September 21, 2013
Polaris is the brightest star in Ursa Minor or the Little Bear. It’s also often referred to as the Pole Star, the North Star, or the Guiding Star. It's the only relatively bright star (magnitude of 1.98) near either of the celestial poles. Currently only 0.7 degrees away from the north celestial pole (shown in green cross-hairs at a 2 o'clock position), Polaris is thus used in both navigation and in setting up equatorial mounts for astronomical imaging. It’s been used for navigation since antiquity.

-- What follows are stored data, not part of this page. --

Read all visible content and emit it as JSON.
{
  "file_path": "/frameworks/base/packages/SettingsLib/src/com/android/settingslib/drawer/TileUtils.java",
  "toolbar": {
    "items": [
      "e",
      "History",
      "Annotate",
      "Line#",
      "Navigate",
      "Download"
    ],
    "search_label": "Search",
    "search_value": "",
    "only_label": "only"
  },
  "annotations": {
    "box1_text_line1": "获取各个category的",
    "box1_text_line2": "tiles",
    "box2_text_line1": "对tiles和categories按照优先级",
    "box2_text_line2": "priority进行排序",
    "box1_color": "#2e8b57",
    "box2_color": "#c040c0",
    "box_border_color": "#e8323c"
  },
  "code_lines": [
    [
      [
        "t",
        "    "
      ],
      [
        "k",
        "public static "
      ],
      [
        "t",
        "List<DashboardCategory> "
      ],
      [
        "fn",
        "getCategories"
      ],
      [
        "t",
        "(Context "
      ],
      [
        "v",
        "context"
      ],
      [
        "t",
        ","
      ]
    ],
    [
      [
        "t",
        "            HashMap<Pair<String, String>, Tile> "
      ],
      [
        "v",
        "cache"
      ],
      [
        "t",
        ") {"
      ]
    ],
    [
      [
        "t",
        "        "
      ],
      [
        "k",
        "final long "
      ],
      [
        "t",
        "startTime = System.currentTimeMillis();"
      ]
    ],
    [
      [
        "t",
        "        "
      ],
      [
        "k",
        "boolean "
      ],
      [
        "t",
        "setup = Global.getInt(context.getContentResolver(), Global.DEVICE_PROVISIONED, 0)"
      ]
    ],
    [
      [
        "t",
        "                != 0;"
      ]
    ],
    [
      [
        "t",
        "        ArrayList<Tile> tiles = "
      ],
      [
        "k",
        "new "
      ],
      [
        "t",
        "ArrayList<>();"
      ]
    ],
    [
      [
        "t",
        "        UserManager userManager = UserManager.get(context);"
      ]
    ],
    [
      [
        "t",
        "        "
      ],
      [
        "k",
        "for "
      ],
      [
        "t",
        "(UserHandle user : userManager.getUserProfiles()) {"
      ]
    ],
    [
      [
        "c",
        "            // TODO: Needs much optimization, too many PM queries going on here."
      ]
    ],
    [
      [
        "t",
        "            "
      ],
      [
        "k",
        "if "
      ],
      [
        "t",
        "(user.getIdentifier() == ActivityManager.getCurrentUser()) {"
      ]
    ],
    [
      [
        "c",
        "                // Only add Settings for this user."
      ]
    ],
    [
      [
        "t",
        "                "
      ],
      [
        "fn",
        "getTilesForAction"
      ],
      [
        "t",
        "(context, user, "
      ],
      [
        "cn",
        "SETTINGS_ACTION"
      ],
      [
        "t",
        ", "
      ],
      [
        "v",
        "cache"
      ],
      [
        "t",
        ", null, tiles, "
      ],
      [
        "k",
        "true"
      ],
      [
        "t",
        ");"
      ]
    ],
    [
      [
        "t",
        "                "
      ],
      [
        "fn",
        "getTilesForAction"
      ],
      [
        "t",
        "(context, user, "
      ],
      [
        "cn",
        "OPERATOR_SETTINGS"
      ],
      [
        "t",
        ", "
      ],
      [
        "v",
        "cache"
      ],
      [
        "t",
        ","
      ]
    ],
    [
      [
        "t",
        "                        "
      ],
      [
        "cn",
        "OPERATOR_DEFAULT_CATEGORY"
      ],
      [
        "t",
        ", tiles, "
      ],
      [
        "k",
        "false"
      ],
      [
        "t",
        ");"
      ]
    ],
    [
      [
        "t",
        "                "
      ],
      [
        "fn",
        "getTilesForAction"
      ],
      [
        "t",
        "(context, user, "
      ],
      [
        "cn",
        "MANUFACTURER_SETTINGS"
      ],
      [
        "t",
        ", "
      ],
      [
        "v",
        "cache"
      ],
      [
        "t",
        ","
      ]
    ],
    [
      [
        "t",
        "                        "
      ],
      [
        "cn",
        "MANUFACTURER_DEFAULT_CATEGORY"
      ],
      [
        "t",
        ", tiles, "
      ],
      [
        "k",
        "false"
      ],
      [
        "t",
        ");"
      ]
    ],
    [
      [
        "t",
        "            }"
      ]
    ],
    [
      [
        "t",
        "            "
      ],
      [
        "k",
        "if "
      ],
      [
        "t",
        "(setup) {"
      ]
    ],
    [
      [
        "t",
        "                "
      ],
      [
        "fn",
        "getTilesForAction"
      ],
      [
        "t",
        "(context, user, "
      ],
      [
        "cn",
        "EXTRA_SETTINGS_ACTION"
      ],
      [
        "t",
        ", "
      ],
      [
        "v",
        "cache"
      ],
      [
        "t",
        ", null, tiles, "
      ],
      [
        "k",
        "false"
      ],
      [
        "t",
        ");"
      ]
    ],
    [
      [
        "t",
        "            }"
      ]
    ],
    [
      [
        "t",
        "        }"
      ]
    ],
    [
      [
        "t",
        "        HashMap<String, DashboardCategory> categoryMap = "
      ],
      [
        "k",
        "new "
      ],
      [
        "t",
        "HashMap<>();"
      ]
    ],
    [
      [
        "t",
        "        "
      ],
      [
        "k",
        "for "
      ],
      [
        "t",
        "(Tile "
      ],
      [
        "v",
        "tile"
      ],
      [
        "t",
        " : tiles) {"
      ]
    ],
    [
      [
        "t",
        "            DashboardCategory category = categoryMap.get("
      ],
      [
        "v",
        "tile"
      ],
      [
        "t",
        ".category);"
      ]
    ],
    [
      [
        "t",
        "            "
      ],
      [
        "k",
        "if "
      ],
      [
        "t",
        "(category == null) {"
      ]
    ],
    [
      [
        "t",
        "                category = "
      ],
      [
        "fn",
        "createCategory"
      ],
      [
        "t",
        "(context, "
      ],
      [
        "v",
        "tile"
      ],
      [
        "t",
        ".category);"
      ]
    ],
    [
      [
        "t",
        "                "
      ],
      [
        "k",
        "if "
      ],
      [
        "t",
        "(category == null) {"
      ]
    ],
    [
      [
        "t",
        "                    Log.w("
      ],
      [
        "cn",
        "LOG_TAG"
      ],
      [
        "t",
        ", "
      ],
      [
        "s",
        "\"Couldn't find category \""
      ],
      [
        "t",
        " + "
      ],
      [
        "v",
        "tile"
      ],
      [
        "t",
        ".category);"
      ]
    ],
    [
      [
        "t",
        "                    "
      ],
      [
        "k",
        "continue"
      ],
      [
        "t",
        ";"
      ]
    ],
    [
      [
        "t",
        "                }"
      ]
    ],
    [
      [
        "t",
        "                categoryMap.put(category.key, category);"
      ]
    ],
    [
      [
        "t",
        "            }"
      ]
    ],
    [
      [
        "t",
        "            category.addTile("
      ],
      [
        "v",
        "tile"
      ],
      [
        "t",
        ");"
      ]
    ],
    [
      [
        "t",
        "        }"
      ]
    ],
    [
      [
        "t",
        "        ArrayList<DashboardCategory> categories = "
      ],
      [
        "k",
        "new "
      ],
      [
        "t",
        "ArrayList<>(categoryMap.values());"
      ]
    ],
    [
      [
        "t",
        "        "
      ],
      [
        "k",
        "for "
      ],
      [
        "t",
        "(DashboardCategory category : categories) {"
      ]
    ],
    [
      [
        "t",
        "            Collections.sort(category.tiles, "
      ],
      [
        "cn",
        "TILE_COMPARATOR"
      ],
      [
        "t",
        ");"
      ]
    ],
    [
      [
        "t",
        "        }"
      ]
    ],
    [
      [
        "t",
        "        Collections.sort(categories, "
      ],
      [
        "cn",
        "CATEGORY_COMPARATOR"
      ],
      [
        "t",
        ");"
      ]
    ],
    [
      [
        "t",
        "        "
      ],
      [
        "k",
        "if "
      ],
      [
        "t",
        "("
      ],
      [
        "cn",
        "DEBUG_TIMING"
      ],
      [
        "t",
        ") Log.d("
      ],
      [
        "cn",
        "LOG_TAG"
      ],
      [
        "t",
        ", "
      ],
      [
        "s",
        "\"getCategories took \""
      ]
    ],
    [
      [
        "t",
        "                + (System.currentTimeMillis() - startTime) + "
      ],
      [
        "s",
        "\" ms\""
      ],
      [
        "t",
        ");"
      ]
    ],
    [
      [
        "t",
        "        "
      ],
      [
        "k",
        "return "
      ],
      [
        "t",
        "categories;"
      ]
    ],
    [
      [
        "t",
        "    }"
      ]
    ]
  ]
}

Polaris is a multiple star system with two smaller companions, and two more distant companions. It’s also a Cepheid variable, lying at a distance of 434 light-years. There are many "faint fuzzies" (galaxies) in the background of this image. All of them appear closer to the north celestial pole than Polarissima Borealis (NGC 3172), a bright, spiral galaxy within 1 degree of the pole, but off the frame here.
This image was taken using the mini-WASP parallel imaging array at the New Forest Observatory and subsequently processed by Noel Carboni in Florida. Anyone who has imaged near the Pole Star using a German Equatorial Mount (GEM) knows it’s very difficult work, as the pole presents a coordinate singularity. This makes guiding and tracking extremely challenging.